Non-Incident at Podiatrist's Pay Desk
Possibly in reaction to the latest fashion round of Day-Glo colors — yes, kids, those lime-green shoes you're wearing are indirectly from the 1950s — possibly for something totally inexplicable in teenage-guy culture, but when and where I grew up a guy would be kidded for failure to color-coordinate. There may have been a gay thing going on that we didn't recognize, but getting your clothing colors wrong was another opportunity for your friends to make you feel bad.
Anyway, I may be in the supermarket in my worn-out sweats with a pair of shorts over the pants, but, goddamn, those sweats and shorts will coordinate!
So, I was in the podiatrist's office, at the front desk, and handing in the photocopy I'd prepared of my insurance cards, wearing my Cornell cap: black with "Cornellian™ Red"® — they really do call it that — and close enough to matching my shirt and jeans. So I'm standing there, handing in my photocopy and giving only vague responses and pointing to the photocopy when asked which … entity, precisely, was my primary insurance and which my secondary and why I'd included photocopies of last year's and this year's Aetna cards.
Now Ann Coulter is a Cornell product, reminding people that Cornell is as capable as any school in failing in basic education — e.g. manners — but there was a potential question of why a guy who just might have earned the cap, and a college degree, did know what the co-pay would be but was otherwise near-totally ignorant about his health insurance. "Uh, there was no problem last time, you say?" I said; "Then just submit it that way."
And they will submit the insurance claim as they did the last time I was there (and equally ignorant), and they will get paid fairly quickly by the correct insurer or paid eventually by someone or other, or paid, anyway, before I'm in for the follow-up in three months.

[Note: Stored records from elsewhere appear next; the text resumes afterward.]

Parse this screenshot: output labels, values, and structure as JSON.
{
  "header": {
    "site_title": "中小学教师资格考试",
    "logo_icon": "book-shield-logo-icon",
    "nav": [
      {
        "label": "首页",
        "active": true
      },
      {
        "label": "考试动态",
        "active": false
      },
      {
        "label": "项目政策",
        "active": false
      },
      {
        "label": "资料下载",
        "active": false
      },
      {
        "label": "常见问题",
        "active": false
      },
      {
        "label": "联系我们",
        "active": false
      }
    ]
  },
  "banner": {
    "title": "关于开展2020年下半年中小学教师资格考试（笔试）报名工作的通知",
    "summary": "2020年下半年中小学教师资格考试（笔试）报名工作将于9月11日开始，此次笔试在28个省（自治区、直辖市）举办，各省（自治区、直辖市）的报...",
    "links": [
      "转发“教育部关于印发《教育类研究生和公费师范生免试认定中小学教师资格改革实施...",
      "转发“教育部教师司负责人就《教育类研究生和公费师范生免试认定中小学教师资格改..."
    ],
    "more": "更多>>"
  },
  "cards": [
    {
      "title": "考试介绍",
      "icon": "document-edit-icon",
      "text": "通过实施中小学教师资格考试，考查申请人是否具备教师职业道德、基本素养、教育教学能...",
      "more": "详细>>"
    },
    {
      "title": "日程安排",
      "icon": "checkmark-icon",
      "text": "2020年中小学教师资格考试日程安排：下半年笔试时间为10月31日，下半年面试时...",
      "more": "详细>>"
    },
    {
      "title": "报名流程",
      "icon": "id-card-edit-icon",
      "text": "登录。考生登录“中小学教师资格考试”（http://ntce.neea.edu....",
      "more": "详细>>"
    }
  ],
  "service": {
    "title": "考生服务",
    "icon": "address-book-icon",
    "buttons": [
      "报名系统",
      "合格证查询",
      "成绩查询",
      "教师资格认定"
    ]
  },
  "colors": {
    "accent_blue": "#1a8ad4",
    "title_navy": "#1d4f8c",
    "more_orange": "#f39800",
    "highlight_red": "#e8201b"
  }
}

Beyond that, "Frankly, my dear(s), I don't give a damn": I paid my co-pay, and, in a new twist on the office rules, paid before I was allowed to see the doctor — and that was all I wanted to do to get to the actual treatment of a minor foot problem.
I did not say the "Frankly, my dear" line nor say, "Hey, 'SEP,' ladies: Somebody Else's Problem — yours." What I was tempted to say was something one shouldn't say to the young woman at the doctor's reception desk who had nothing to do with setting up the system for paying for US medical treatment. What I wanted to say was that I do not understand my health insurance because I try to avoid as much as possible having my labor expropriated for unnecessary shit-work that produces nothing, e.g., reading up on insurance.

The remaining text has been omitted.